The U.S. Supreme Court on Monday handed down a “no” vote to a free speech challenge brought by industry trade group CTIA against a regulation issued by the California city of Berkeley that requires cell phone retailers to tell customers of certain radiation risks, according to Reuters.
If you sell a cell phone in Berkeley, California, the city requires that you post this notice: “If you carry or use your phone in a pants or shirt pocket or tucked into a bra when the phone is ON and connected to a wireless network, you may exceed the federal guidelines.”
“We’re disappointed with the court’s decision, and we encourage consumers to listen to the FDA, the American Cancer Society, and the international scientific community when it comes to radiofrequency (RF) exposure,” CTIA said in an issued statement to Inside Towers. “Following a review of the expert opinions, the FCC concluded just last week that ‘there is no evidence to support that adverse health effects in humans are caused by exposures at, under, or even in some cases above, the current RF limits. Indeed, no scientific evidence establishes a causal link between wireless device use and cancer or other illnesses,’” the statement read.

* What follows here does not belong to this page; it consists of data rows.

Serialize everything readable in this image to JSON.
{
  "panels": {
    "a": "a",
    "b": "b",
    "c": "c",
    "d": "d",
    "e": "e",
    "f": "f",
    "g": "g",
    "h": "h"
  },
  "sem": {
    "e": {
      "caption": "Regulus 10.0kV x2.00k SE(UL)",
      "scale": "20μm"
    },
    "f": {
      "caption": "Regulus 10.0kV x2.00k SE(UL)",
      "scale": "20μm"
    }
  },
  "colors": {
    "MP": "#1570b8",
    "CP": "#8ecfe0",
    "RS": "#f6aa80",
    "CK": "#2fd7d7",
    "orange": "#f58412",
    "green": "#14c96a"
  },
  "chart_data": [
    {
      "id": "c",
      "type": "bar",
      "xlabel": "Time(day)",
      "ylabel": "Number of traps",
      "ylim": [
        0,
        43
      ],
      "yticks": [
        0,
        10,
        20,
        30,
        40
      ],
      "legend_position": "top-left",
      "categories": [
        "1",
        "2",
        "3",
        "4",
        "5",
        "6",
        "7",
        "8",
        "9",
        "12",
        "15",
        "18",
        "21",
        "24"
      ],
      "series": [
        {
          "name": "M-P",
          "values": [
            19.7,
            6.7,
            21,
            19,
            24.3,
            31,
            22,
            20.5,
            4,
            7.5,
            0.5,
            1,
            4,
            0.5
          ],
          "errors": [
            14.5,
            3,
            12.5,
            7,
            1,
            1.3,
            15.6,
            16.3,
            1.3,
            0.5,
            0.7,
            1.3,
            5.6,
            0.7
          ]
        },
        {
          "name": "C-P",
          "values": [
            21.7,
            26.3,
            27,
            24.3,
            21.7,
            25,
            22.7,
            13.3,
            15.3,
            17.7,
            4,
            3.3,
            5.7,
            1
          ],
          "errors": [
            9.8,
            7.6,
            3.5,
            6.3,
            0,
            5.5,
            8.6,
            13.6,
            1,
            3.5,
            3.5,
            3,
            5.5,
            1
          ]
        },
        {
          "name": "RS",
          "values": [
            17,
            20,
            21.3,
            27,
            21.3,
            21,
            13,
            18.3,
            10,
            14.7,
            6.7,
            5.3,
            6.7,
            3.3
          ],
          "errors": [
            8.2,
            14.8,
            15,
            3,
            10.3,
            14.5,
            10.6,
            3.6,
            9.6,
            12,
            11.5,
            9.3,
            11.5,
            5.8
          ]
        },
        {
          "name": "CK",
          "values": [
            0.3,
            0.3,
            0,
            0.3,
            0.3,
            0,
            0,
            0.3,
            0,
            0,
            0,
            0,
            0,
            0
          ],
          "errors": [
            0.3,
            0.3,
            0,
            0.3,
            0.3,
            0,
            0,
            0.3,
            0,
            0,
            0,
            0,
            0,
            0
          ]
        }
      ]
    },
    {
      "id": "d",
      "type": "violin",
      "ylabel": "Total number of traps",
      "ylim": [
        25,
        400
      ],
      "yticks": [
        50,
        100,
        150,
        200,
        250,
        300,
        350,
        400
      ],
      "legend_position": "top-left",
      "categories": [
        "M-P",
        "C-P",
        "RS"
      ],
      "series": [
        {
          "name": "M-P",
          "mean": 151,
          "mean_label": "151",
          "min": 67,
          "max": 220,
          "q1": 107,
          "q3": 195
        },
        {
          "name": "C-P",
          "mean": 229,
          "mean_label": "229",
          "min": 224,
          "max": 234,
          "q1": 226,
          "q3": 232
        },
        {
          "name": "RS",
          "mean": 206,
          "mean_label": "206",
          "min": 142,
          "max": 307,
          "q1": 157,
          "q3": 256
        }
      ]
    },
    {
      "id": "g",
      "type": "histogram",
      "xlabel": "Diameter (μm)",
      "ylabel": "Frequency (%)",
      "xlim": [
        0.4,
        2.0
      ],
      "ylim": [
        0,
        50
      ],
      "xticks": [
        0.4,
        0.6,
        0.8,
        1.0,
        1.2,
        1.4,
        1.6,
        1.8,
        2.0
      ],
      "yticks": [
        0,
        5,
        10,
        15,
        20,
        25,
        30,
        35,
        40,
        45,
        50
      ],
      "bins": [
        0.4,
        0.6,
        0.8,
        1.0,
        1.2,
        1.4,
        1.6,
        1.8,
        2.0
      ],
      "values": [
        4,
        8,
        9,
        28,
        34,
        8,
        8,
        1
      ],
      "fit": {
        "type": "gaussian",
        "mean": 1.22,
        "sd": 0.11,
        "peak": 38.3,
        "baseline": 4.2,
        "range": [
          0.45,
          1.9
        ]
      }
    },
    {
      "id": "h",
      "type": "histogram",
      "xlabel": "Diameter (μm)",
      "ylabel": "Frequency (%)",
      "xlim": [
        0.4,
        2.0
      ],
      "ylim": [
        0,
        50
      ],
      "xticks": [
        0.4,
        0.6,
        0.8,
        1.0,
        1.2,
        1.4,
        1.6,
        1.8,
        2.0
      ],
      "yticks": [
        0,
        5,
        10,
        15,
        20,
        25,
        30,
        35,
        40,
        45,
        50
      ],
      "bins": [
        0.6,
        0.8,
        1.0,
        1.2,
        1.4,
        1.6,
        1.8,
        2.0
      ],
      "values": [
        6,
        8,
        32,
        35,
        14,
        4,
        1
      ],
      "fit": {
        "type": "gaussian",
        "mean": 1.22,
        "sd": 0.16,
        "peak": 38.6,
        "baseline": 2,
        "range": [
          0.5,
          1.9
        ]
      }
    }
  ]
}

The CTIA contends the First Amendment is being violated because the language forces retailers to make a statement with which they do not agree. The association also argued the FCC regards carrying a cell phone as a safe activity. Statements by the World Health Organization, they added, have also determined that cell phones do not pose a risk.
The 9th U.S. Circuit Court of Appeals, based in San Francisco, ruled on this same issue in July and sided with the city of Berkeley. The U.S. Supreme Court reviewed the earlier decision and again upheld the 2015 regulation issued by the California city. In the end, the posters remain.